The PL clubs are worth far more than their debts which get paid off when they are sold to the next owner.

but its not sustainable it keeps growing and growing
if you are using your assets to maintain a level that in the end the banks will own more of your club than you.
investment and return ? manchester city owners knew it was a good business deal buying manchester city
but clubs like united and barcelona that run the debt to a point of no return make no sense

manchester city valued is around £2.5billion and turn over of around £500million a season
manchester united is valued not much more at £3billion and around the same revenue a season but have a big debt hanging around, so who is the best run club or have a better future ?

at the rate of growth and repayments percentages or re-mortgaging the debt is a never ending story
it has to stop at some point when the banks call in the debt and say enough is enough it will end up a fire sale
 
Our old friemd Ed Thompson has resurfaced in the latest issue of When Saturday Comes. At the end of an otherwise decent article on FFP, he comes up with this:

View attachment 25820
I mean, how wrong can you be? A strongly worded letter has landed on WSC's desk. Let's see if they print it.
Who is he and what strongly worded letter ? Yours or a club lawyers ?
 
Why has this thread been more active in the last weeks nothings happening

Because the accusations and the ongoing PL enquiry are held over the club as proof of wrongdoing as in the article cited.

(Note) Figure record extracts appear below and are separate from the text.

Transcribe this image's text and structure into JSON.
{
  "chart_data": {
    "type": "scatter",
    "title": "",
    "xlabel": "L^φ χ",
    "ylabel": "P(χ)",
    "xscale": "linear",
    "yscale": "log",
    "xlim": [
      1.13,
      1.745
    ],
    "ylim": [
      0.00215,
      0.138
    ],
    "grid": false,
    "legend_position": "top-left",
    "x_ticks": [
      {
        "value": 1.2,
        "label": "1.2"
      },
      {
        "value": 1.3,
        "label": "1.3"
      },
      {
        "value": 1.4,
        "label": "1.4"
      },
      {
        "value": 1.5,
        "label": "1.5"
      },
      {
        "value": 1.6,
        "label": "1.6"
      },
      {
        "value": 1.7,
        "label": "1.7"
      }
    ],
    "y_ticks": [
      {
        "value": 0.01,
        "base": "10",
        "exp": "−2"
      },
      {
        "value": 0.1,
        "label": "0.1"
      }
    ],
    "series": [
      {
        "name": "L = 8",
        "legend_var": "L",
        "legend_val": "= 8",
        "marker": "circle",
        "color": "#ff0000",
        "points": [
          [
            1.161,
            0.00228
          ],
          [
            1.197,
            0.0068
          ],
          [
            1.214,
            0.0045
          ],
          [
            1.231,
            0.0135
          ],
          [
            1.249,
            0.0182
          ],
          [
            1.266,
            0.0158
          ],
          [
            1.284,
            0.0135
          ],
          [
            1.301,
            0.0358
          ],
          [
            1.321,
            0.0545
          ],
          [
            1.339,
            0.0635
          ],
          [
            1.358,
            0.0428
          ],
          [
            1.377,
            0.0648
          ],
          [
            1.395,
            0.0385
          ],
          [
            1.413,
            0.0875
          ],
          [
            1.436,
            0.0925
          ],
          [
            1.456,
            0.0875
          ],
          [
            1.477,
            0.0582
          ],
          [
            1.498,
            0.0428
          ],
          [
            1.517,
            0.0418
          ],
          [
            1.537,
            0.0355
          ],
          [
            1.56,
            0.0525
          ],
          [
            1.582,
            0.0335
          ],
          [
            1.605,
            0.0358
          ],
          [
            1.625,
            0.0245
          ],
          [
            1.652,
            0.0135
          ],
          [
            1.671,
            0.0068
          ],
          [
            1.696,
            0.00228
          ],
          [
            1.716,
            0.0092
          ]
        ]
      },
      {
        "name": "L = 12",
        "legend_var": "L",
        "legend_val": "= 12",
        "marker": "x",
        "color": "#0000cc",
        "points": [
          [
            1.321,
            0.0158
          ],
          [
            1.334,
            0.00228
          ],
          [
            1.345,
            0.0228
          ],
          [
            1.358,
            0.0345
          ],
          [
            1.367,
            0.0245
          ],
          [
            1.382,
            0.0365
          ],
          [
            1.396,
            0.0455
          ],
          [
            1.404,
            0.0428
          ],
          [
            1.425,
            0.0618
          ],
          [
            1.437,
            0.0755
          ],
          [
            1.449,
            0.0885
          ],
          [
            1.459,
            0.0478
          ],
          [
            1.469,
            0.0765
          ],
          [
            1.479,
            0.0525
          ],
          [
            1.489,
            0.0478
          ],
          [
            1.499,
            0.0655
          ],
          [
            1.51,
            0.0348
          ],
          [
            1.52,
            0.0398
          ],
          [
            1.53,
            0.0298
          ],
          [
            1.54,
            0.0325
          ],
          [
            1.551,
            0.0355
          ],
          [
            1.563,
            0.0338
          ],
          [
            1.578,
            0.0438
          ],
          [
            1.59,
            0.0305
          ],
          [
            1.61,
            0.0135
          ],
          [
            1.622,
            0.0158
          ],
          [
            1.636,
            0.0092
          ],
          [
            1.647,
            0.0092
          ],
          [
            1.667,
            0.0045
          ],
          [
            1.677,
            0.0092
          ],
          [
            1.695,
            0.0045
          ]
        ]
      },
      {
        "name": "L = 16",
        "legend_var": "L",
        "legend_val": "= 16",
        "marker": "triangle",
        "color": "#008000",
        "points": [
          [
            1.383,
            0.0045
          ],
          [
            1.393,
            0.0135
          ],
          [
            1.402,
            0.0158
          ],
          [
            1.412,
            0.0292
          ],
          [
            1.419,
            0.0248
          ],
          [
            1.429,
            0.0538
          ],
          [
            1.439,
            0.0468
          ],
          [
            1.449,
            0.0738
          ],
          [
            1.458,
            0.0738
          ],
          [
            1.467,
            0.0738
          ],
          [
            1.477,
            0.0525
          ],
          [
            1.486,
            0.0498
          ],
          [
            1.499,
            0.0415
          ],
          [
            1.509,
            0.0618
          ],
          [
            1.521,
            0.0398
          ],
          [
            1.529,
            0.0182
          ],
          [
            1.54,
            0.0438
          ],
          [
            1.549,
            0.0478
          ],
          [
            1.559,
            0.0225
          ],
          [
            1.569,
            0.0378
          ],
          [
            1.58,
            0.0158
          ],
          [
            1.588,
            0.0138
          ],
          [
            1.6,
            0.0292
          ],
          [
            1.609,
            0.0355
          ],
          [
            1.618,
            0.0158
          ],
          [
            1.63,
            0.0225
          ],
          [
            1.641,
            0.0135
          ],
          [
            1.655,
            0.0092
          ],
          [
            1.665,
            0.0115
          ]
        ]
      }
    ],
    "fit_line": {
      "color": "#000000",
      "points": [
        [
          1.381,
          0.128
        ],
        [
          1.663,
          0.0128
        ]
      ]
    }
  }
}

And, on a wider level, the only certain outcome is that the PL, controlled by our direct rivals, is not going to come out and say "you know what, we've looked at this and Manchester City are entirely innocent of any misconduct". They cannot and will not admit that.

So the only question is what charges they will trump up and what damaging findings they will make. Then, of course, the Court proceedings start. All designed to damage the reputation of our club. I'd suggest that is reason enough to keep this thread current.
 
You stated Barcelona in both your examples.

If you are in £600k in debt in a £1m house and earning £200k a year it is sustainable and lot better than someone in no debt with a £30k house in Bacup on £18 k a year, who can't afford to maintain their dilapidated back to back, so it is all relative.

The PL clubs are worth far more than their debts which get paid off when they are sold to the next owner.

If you add in the Cayman Island Accounts - I think we’d find United are in debt to a tune a bit higher than £600m. And there are substantive rumours the the Glazers have borrowed other monies against the United ‘asset’ - so I’m not sure we can say United are not in trouble - there’s some ‘window dressing’ going on for sure.
 
Our old friemd Ed Thompson has resurfaced in the latest issue of When Saturday Comes. At the end of an otherwise decent article on FFP, he comes up with this:

View attachment 25820
I mean, how wrong can you be? A strongly worded letter has landed on WSC's desk. Let's see if they print it.
Again these so called journalists like to put their own spin on things to make it fit their own agenda against us. It is a classic case of not letting the truth get in the way of a good story.
 
And because we had the best lawyers money could buy while UEFA could only muster the 19-year old mate of one of the ExCo member's sons, who was a first year law student at Stoke Polytechnic.
Nothing wrong with getting legal work experience when everyone thought their case had only one conclusion (except you of course).

To be fair very few people had the privilidge to become acquainted with the actual facts you and others presented on BM believing a biased almost universal media's version must be true.
 
If you add in the Cayman Island Accounts - I think we’d find United are in debt to a tune a bit higher than £600m. And there are substantive rumours the the Glazers have borrowed other monies against the United ‘asset’ - so I’m not sure we can say United are not in trouble - there’s some ‘window dressing’ going on for sure.
The truth is, nobody except the Glazers and their inner circle is likely to know but I cannot imagine, given their type and locations, that their US malls are doing anything other than haemorrhaging serious amounts of cash. That could be crippling the group as much as united’s interest payments.